Mesmo que passem anos, mesmo que ali vá por motivos que nada tenham a
ver com o que passei em 2005, não consigo evitar sentir que aquilo faz
um bocadinho parte de mim. É como se voltasse a uma espécie de casa, onde me senti protegida e onde, quando saí, deixei uma parte da família.
A estrada que me leva até lá também me transporta para o momento em
que, depois de dois meses de internamento no quarto 27 do piso da
Cirurgia, me deram alta e me deixaram continuar a recuperação em casa. Descer aquele elevador, sabendo que ia poder sair pelas portas que davam para a rua, acelerou-me o coração.
Estava uma manhã cheia de luz, até quente para uma manhã de abril.
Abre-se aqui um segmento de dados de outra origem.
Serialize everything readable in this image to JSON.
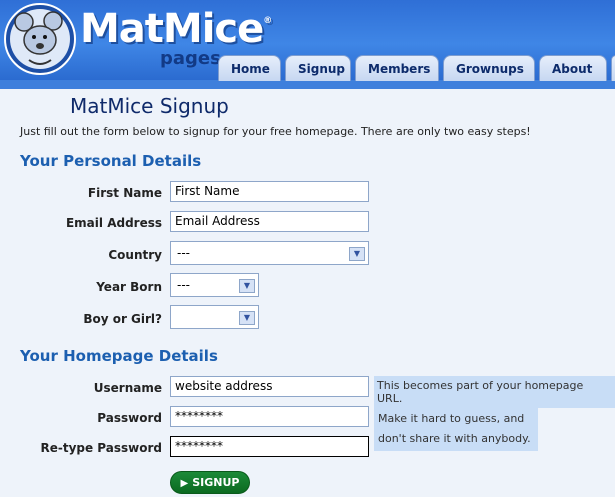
{
  "header": {
    "brand": "MatMice",
    "brand_mark": "®",
    "subbrand": "pages",
    "tabs": [
      {
        "label": "Home"
      },
      {
        "label": "Signup"
      },
      {
        "label": "Members"
      },
      {
        "label": "Grownups"
      },
      {
        "label": "About"
      }
    ]
  },
  "page": {
    "title": "MatMice Signup",
    "intro": "Just fill out the form below to signup for your free homepage. There are only two easy steps!"
  },
  "personal": {
    "heading": "Your Personal Details",
    "first_name": {
      "label": "First Name",
      "value": "First Name"
    },
    "email": {
      "label": "Email Address",
      "value": "Email Address"
    },
    "country": {
      "label": "Country",
      "value": "---"
    },
    "year_born": {
      "label": "Year Born",
      "value": "---"
    },
    "gender": {
      "label": "Boy or Girl?",
      "value": ""
    }
  },
  "homepage": {
    "heading": "Your Homepage Details",
    "username": {
      "label": "Username",
      "value": "website address",
      "hint": "This becomes part of your homepage URL."
    },
    "password": {
      "label": "Password",
      "value": "********"
    },
    "retype": {
      "label": "Re-type Password",
      "value": "********"
    },
    "password_hint_1": "Make it hard to guess, and",
    "password_hint_2": "don't share it with anybody."
  },
  "actions": {
    "signup_label": "SIGNUP"
  },
  "colors": {
    "header": "#3f86e6",
    "accent": "#1c5fb0",
    "button": "#0b6a20",
    "hint_bg": "#c8ddf6"
  }
}
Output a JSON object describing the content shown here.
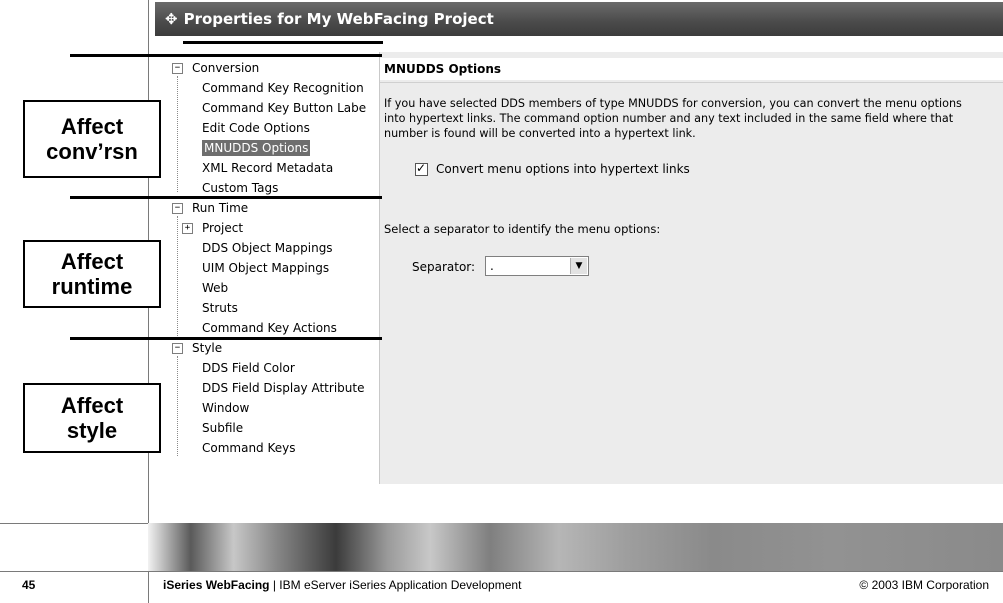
{
  "dialog": {
    "title": "Properties for My WebFacing Project"
  },
  "nav": {
    "groups": [
      {
        "label": "Conversion",
        "items": [
          "Command Key Recognition",
          "Command Key Button Labe",
          "Edit Code Options",
          "MNUDDS Options",
          "XML Record Metadata",
          "Custom Tags"
        ]
      },
      {
        "label": "Run Time",
        "items": [
          "Project",
          "DDS Object Mappings",
          "UIM Object Mappings",
          "Web",
          "Struts",
          "Command Key Actions"
        ]
      },
      {
        "label": "Style",
        "items": [
          "DDS Field Color",
          "DDS Field Display Attribute",
          "Window",
          "Subfile",
          "Command Keys"
        ]
      }
    ],
    "selected": "MNUDDS Options"
  },
  "content": {
    "header": "MNUDDS Options",
    "description": "If you have selected DDS members of type MNUDDS for conversion, you can convert the menu options into hypertext links.  The command option number and any text included in the same field where that number is found will be converted into a hypertext link.",
    "convert_checkbox_label": "Convert menu options into hypertext links",
    "convert_checked": true,
    "separator_prompt": "Select a separator to identify the menu options:",
    "separator_label": "Separator:",
    "separator_value": "."
  },
  "callouts": {
    "conversion": [
      "Affect",
      "conv’rsn"
    ],
    "runtime": [
      "Affect",
      "runtime"
    ],
    "style": [
      "Affect",
      "style"
    ]
  },
  "footer": {
    "slide_number": "45",
    "product": "iSeries WebFacing",
    "subtitle": "IBM eServer iSeries Application Development",
    "copyright": "© 2003 IBM Corporation"
  }
}
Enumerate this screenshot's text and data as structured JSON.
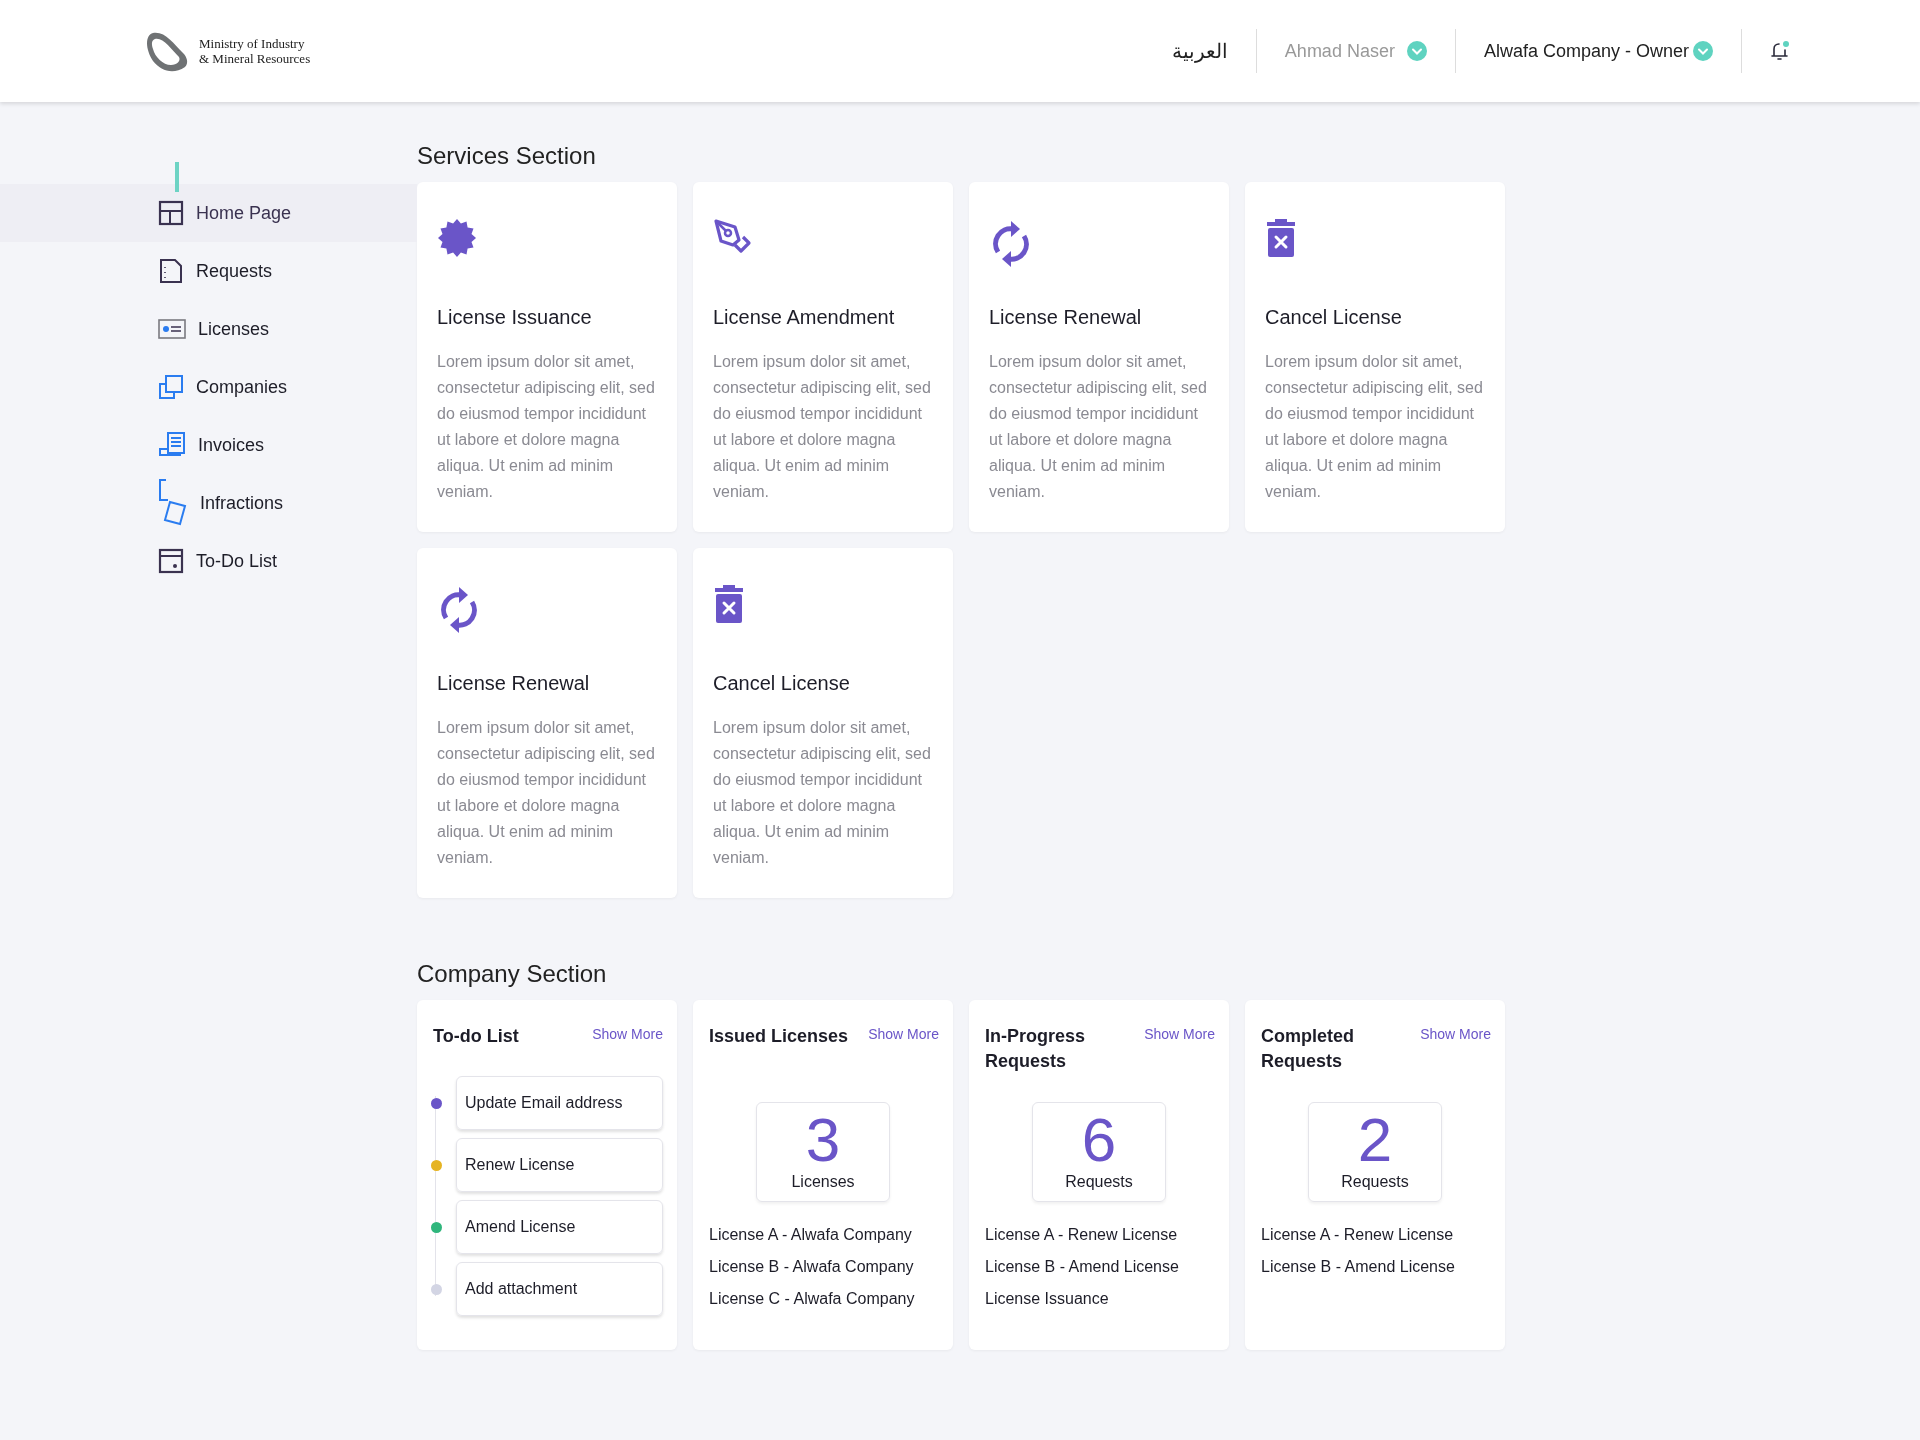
{
  "header": {
    "logo_lines": [
      "Ministry of Industry",
      "& Mineral Resources"
    ],
    "language": "العربية",
    "user": "Ahmad Naser",
    "account": "Alwafa Company - Owner",
    "notification": true
  },
  "sidebar": {
    "items": [
      {
        "label": "Home Page",
        "kind": "layout",
        "selected": true
      },
      {
        "label": "Requests",
        "kind": "document",
        "selected": false
      },
      {
        "label": "Licenses",
        "kind": "idcard",
        "selected": false
      },
      {
        "label": "Companies",
        "kind": "copy",
        "selected": false
      },
      {
        "label": "Invoices",
        "kind": "invoice",
        "selected": false
      },
      {
        "label": "Infractions",
        "kind": "infraction",
        "selected": false
      },
      {
        "label": "To-Do List",
        "kind": "calendar",
        "selected": false
      }
    ]
  },
  "services": {
    "title": "Services Section",
    "cards": [
      {
        "kind": "badge",
        "title": "License Issuance",
        "description": "Lorem ipsum dolor sit amet, consectetur adipiscing elit, sed do eiusmod tempor incididunt ut labore et dolore magna aliqua. Ut enim ad minim veniam."
      },
      {
        "kind": "pen",
        "title": "License Amendment",
        "description": "Lorem ipsum dolor sit amet, consectetur adipiscing elit, sed do eiusmod tempor incididunt ut labore et dolore magna aliqua. Ut enim ad minim veniam."
      },
      {
        "kind": "refresh",
        "title": "License Renewal",
        "description": "Lorem ipsum dolor sit amet, consectetur adipiscing elit, sed do eiusmod tempor incididunt ut labore et dolore magna aliqua. Ut enim ad minim veniam."
      },
      {
        "kind": "trash",
        "title": "Cancel License",
        "description": "Lorem ipsum dolor sit amet, consectetur adipiscing elit, sed do eiusmod tempor incididunt ut labore et dolore magna aliqua. Ut enim ad minim veniam."
      },
      {
        "kind": "refresh",
        "title": "License Renewal",
        "description": "Lorem ipsum dolor sit amet, consectetur adipiscing elit, sed do eiusmod tempor incididunt ut labore et dolore magna aliqua. Ut enim ad minim veniam."
      },
      {
        "kind": "trash",
        "title": "Cancel License",
        "description": "Lorem ipsum dolor sit amet, consectetur adipiscing elit, sed do eiusmod tempor incididunt ut labore et dolore magna aliqua. Ut enim ad minim veniam."
      }
    ]
  },
  "company": {
    "title": "Company Section",
    "todo": {
      "title": "To-do List",
      "show_more": "Show More",
      "items": [
        {
          "label": "Update Email address",
          "color": "#6a55c8"
        },
        {
          "label": "Renew License",
          "color": "#e6b422"
        },
        {
          "label": "Amend License",
          "color": "#2fb67c"
        },
        {
          "label": "Add attachment",
          "color": "#d3d5e4"
        }
      ]
    },
    "stats": [
      {
        "title": "Issued Licenses",
        "show_more": "Show More",
        "count": "3",
        "unit": "Licenses",
        "items": [
          "License A - Alwafa Company",
          "License B - Alwafa Company",
          "License C - Alwafa Company"
        ]
      },
      {
        "title": "In-Progress Requests",
        "show_more": "Show More",
        "count": "6",
        "unit": "Requests",
        "items": [
          "License A - Renew License",
          "License B - Amend License",
          "License Issuance"
        ]
      },
      {
        "title": "Completed Requests",
        "show_more": "Show More",
        "count": "2",
        "unit": "Requests",
        "items": [
          "License A - Renew License",
          "License B - Amend License"
        ]
      }
    ]
  }
}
O
hospital era rodeado de espaços verdes e o jardineiro tinha acabado de
cortar a relva. Sempre gostei do cheiro da relva acabada de cortar.
Instantes depois, a minha mãe estacionou o carro à frente da porta principal e eu enfiei-me, ainda a custo, lá dentro. Fechou
a minha cadeira de rodas, colocou-a no porta-bagagens, sentou-se, pôs
as mãos no volante, olhou para mim, respirou fundo, e disse-me “pronto,
miúda, vamos para casa.”.
O percurso era curto, morávamos perto, e fizemo-lo com a sensação de
estar a caminho do paraíso. Assim que arrancámos, abri a janela para
sentir o vento e deixar que o sol me tocasse diretamente da cara, sem
ser através do vidro do carro ou, durante tanto tempo, da janela do
quarto. A sensação de perceber que ia finalmente voltar a casa,
ver a minha sobrinha, os meus cães, e poder dormir no meu quarto, foi
tão forte, que as lágrimas me inundaram os olhos. Pelo meio
delas, ainda olhei para trás, para o hospital, e pensei, “então e agora?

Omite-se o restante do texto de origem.